If the NFL Network, or its wannabe little brother, the Big Ten Network, ever want to get a deal with the major cable companies on the favorable terms they crave, simply put they have to withhold the product from the fans and let nature take its course. And by withholding product, that doesn’t mean withholding some meaningless Bengals/49ers game, in the case of the NFL, or Ohio State vs. Akron in the case of the Big Ten Network. For the strategy to work they have to be willing to pull the pin out of the grenade by withholding a potentially historic game like the Patriots/Giants or, say, the Super Bowl. For the Big Ten, they have to have the guts to withhold Ohio State vs. Michigan. Anything less and people just shrug.

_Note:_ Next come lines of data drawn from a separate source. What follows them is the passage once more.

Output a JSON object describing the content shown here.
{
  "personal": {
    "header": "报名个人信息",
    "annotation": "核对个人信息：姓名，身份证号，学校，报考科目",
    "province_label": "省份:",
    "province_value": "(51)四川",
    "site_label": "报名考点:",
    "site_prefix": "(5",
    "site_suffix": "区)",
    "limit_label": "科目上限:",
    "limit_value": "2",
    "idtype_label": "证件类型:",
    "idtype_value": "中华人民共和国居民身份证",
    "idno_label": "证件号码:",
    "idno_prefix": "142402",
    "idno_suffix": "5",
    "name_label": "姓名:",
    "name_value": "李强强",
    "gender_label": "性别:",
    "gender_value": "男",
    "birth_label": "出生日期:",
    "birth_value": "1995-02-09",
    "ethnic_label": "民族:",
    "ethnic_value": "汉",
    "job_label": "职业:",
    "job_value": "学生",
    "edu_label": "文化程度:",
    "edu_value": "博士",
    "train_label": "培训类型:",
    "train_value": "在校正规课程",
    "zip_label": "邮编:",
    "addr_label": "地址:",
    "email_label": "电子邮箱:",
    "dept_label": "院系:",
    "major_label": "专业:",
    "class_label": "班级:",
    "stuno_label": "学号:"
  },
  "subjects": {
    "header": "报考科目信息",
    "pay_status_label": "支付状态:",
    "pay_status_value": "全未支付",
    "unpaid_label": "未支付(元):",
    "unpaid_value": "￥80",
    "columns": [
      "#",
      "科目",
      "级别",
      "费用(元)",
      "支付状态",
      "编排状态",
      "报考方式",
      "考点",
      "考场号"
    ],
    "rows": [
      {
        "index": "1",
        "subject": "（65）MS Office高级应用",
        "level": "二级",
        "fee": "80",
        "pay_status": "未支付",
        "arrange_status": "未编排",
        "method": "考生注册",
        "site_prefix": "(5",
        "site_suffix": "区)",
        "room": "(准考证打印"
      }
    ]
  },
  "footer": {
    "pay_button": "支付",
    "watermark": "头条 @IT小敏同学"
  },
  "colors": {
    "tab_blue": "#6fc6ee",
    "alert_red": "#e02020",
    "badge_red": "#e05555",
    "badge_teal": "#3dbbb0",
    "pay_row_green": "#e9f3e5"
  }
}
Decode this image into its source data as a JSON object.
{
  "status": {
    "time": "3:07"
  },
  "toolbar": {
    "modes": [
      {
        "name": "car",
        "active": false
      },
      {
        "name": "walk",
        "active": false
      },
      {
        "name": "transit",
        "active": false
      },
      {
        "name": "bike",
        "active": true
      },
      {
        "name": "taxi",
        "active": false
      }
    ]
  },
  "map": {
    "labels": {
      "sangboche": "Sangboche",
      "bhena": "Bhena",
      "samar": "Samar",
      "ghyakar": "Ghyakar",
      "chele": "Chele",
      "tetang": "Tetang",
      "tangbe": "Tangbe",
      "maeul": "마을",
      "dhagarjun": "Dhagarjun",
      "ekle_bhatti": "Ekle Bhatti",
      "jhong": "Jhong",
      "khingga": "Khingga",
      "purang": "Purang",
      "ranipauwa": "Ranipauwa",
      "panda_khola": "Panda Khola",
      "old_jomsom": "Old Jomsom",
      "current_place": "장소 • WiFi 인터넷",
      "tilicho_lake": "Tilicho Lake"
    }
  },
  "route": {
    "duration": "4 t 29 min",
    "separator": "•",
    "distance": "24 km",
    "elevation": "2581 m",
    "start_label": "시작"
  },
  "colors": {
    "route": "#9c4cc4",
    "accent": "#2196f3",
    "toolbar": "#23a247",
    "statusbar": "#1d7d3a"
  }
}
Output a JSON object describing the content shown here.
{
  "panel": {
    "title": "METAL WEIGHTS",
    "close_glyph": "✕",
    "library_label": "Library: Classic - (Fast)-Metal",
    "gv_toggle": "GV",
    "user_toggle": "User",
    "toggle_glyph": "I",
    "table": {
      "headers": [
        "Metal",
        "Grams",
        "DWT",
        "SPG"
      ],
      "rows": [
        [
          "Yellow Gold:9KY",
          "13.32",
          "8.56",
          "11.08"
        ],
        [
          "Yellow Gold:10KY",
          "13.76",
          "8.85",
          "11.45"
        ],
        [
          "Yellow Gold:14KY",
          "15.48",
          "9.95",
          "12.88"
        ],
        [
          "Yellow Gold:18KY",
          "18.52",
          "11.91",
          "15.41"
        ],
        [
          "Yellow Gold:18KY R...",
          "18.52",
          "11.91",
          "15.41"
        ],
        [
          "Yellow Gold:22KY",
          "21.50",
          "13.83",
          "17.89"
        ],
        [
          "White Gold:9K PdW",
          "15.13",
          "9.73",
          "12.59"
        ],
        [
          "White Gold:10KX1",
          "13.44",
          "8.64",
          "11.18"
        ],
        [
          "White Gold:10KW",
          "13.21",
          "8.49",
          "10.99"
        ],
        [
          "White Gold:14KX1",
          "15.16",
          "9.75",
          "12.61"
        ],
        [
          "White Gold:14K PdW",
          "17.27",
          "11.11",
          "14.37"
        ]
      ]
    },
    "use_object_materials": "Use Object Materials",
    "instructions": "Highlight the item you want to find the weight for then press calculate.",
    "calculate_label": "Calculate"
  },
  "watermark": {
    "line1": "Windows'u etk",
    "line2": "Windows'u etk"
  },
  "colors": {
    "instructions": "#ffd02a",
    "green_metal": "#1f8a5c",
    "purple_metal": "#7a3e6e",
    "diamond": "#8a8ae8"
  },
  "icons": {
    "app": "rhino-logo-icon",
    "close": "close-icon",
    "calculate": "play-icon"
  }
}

But this isn’t going to happen anytime soon, if ever. Goodell can play his “best interests of the fans” card all he wants. The truth is that Goodell made the decision because it was in the best interests of the league. The last thing it needs is more outside oversight and the NFL already was getting more than just a few inquiries from Congress about its broadcast plans, and that was well before the Patriots/Giants game took on such meaning.

Just over a year ago, when the NFL first started broadcasting a handful of games on its own network, Senator Arlen Specter of Pennsylvania, chairman of the Senate Judiciary Committee, indicated that his committee was “intrigued” by the league’s plans, particularly whether they violated the Sports Broadcasting Act. By intrigued, he meant concerned.

The rumblings got a bit louder after Palansky’s statement earlier this month, mainly because while local stations in Boston and New York were going to get the Patriots/Giants game, stations outside that immediate market where many fans of both teams live could not. Those additional rumblings proved to be too much for Goodell and the NFL. For as he and his partners surely understand, the only thing that could kill their broadcasting dreams more definitively than the lack of a deal with either Time Warner or Comcast is Congress in general and a re-working of the anti-trust laws in particular.